Almost unnoticed, the price of a barrel of Brent crude has crept back up past $105. A few weeks ago, it had dipped below $80. Since then, it has risen with hopes about the global economy. China-watchers expect stepped-up investment in preparation for the Thirteenth Party Congress later this year; it is believed that the US Federal Reserve might be considering a third round of quantitative easing; and the chairman of the European Central Bank, Mario Draghi, said on Thursday that it would do “whatever necessary” to preserve the euro zone. But good news for the global economy is, in one way, bad news for India. It has dashed hopes that the fiscal impact of subsidies on diesel and liquefied petroleum gas (LPG) for domestic use would be reduced by softening world oil prices. A diesel price hike cannot, now, be further postponed.

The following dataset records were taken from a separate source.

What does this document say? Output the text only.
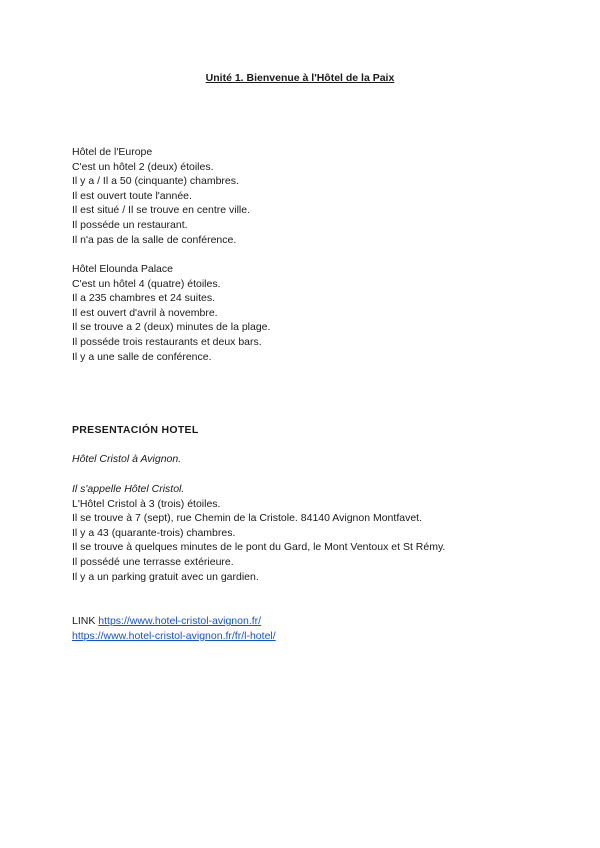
Unité 1. Bienvenue à l'Hôtel de la Paix

Hôtel de l'Europe
C'est un hôtel 2 (deux) étoiles.
Il y a / Il a 50 (cinquante) chambres.
Il est ouvert toute l'année.
Il est situé / Il se trouve en centre ville.
Il posséde un restaurant.
Il n'a pas de la salle de conférence.
Hôtel Elounda Palace
C'est un hôtel 4 (quatre) étoiles.
Il a 235 chambres et 24 suites.
Il est ouvert d'avril à novembre.
Il se trouve a 2 (deux) minutes de la plage.
Il posséde trois restaurants et deux bars.
Il y a une salle de conférence.

PRESENTACIÓN HOTEL

Hôtel Cristol à Avignon.
Il s'appelle Hôtel Cristol.
L'Hôtel Cristol à 3 (trois) étoiles.
Il se trouve à 7 (sept), rue Chemin de la Cristole. 84140 Avignon Montfavet.
Il y a 43 (quarante-trois) chambres.
Il se trouve à quelques minutes de le pont du Gard, le Mont Ventoux et St Rémy.
Il possédé une terrasse extérieure.
Il y a un parking gratuit avec un gardien.
LINK https://www.hotel-cristol-avignon.fr/
https://www.hotel-cristol-avignon.fr/fr/l-hotel/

It is important to remember that the Budget for 2012-13 capped the amount the government can spend on fuel subsidies at about Rs 40,000 crore. Extrapolating from last year’s spending, that amount is burned through by less than three months of under-recoveries on diesel, kerosene and LPG. This year, in fact, things might be worse, given the depreciation of the rupee. Paying $105 a barrel with INR-USD at 56 means that a barrel is Rs 5880. Last year, even when crude was at $120 a barrel, an exchange of 47 meant a barrel cost Rs 5640. The chances of meeting the Budget’s rupee estimates — reportedly calculated with crude at $110 a barrel, and the exchange rate at Rs 50 to a dollar — look unlikely. And yet, the government faces a giant loss of credibility if it fails to meet the only real fiscal target it set for itself.

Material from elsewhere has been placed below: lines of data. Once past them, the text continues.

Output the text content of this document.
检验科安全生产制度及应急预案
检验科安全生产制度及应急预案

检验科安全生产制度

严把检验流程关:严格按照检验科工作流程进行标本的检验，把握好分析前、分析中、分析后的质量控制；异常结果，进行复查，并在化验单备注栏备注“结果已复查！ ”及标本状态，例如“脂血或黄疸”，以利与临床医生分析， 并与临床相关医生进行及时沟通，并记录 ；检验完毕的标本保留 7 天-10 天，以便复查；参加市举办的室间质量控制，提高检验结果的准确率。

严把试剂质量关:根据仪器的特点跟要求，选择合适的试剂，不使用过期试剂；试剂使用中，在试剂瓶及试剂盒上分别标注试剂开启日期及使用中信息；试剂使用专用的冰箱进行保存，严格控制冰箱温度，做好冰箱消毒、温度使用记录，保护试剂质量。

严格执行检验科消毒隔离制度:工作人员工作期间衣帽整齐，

Even besides the increasingly apparent underestimation of fuel subsidy, other aspects of the Budget numbers look ever more dicey. An estimated receipt of Rs 30,000 crore from disinvestment seems impossible, given that the government cannot even privatise Scooters India in Lucknow. And the timing and amount of fees from spectrum licensing are both still doubtful. The fiscal deficit is Budgeted at 5.1 per cent of gross domestic product. If GDP targets are missed following a poor monsoon, and spectrum and disinvestment bring in much less than expected, then there is no option left but to control expenditure if the fiscal deficit is not to balloon to uncontrollable amounts. It is already dangerously high by international standards. Were it to come in over estimates by a percentage point or more, the effect might be inflationary. The very short-term positive effect on inflation that comes from not raising diesel prices cannot be considered to be worth the considerable political and economic damage that higher inflation in the medium and long term would cause. The government is understandably worried that farmers, already hit by a bad monsoon, will be further hit if the diesel that powers their pump gensets becomes more expensive. Other, more targeted methods, will have to be devised to ease agrarian distress.